Paulo Sá e Cunha e Carlos Pinto de Abreu dão exatamente o mesmo exemplo: se alguém comprar veneno não se trata de um ato preparatório de um crime — ainda que possa usar a substância para matar alguém; mas se alguém tiver planeado um ato terrorista ou tiver objetos para cometer esse ataque, já pode ser condenado. Ainda que o crime nunca chegue a ocorrer, é punível com uma pena de dois a dez anos, sendo agravado no caso de consumação, dependendo dos danos causados.

“O terrorismo tem de ter como intenção subjacente o abalar os fundamentos do estado de direito”, explica o advogado Paulo Sá e Cunha ao Observador, enquanto descreve um suspeito de terrorismo como “alguém que atua com a intenção de perturbar o funcionamento normal do Estado, de intimidar certas categorias de pessoas ou a população em geral através da prática de um conjunto determinado de crimes”.

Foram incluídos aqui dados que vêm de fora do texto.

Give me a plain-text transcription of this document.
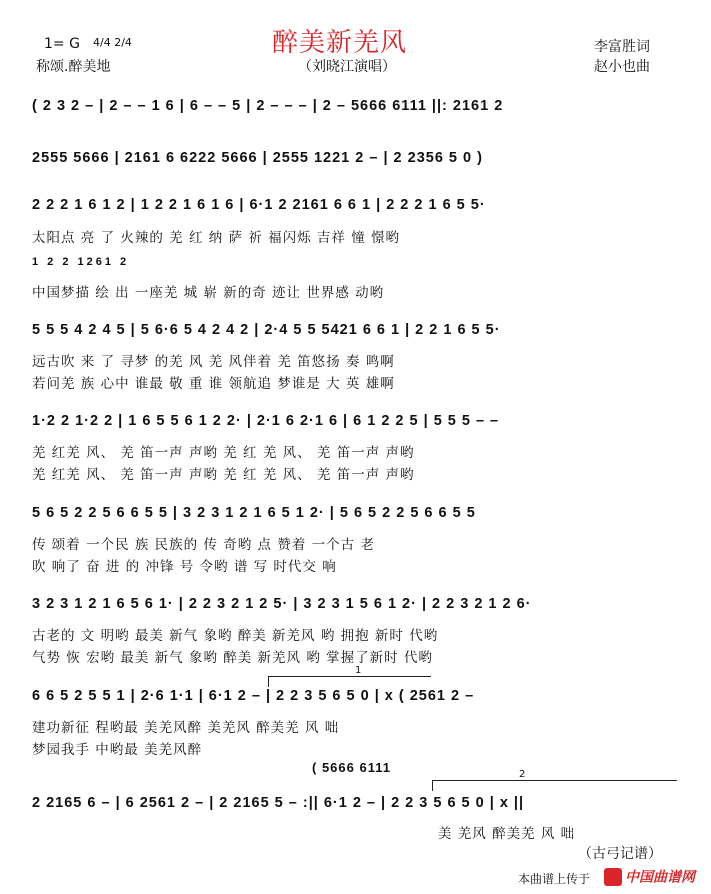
1= G 4/4 2/4
称颂.醉美地
醉美新羌风
（刘晓江演唱）
李富胜词
赵小也曲
( 2 3 2 – | 2 – – 1 6 | 6 – – 5 | 2 – – – | 2 – 5666 6111 ||: 2161 2
2555 5666 | 2161 6 6222 5666 | 2555 1221 2 – | 2 2356 5 0 )
2 2 2 1 6 1 2 | 1 2 2 1 6 1 6 | 6·1 2 2161 6 6 1 | 2 2 2 1 6 5 5·
太阳点 亮 了 火辣的 羌 红 纳 萨 祈 福闪烁 吉祥 憧 憬哟
1 2 2 1261 2
中国梦描 绘 出 一座羌 城 崭 新的奇 迹让 世界感 动哟
5 5 5 4 2 4 5 | 5 6·6 5 4 2 4 2 | 2·4 5 5 5421 6 6 1 | 2 2 1 6 5 5·
远古吹 来 了 寻梦 的羌 风 羌 风伴着 羌 笛悠扬 奏 鸣啊
若问羌 族 心中 谁最 敬 重 谁 领航追 梦谁是 大 英 雄啊
1·2 2 1·2 2 | 1 6 5 5 6 1 2 2· | 2·1 6 2·1 6 | 6 1 2 2 5 | 5 5 5 – –
羌 红羌 风、 羌 笛一声 声哟 羌 红 羌 风、 羌 笛一声 声哟
羌 红羌 风、 羌 笛一声 声哟 羌 红 羌 风、 羌 笛一声 声哟
5 6 5 2 2 5 6 6 5 5 | 3 2 3 1 2 1 6 5 1 2· | 5 6 5 2 2 5 6 6 5 5
传 颂着 一个民 族 民族的 传 奇哟 点 赞着 一个古 老
吹 响了 奋 进 的 冲锋 号 令哟 谱 写 时代交 响
3 2 3 1 2 1 6 5 6 1· | 2 2 3 2 1 2 5· | 3 2 3 1 5 6 1 2· | 2 2 3 2 1 2 6·
古老的 文 明哟 最美 新气 象哟 醉美 新羌风 哟 拥抱 新时 代哟
气势 恢 宏哟 最美 新气 象哟 醉美 新羌风 哟 掌握了新时 代哟
1
6 6 5 2 5 5 1 | 2·6 1·1 | 6·1 2 – | 2 2 3 5 6 5 0 | x ( 2561 2 –
建功新征 程哟最 美羌风醉 美羌风 醉美羌 风 咄
梦园我手 中哟最 美羌风醉
( 5666 6111	2
2 2165 6 – | 6 2561 2 – | 2 2165 5 – :|| 6·1 2 – | 2 2 3 5 6 5 0 | x ||
美 羌风 醉美羌 风 咄
（古弓记谱）
本曲谱上传于	中国曲谱网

Perante a descrição, faz até a comparação com o caso de Alcochete — em que um grupo de adeptos invadiu a academia do Sporting e agrediu jogadores e elementos da equipa técnica — e é perentório: “Não foi um crime de terrorismo” porque não “perturbou o normal funcionamento do Estado de direito”. Aos olhos do advogado, aquelas pessoas tinham como intuito “intimidar” elementos do clube, contudo o ato “não tinha como princípio subjacente a alteração da tranquilidade pública enquanto bem geral”.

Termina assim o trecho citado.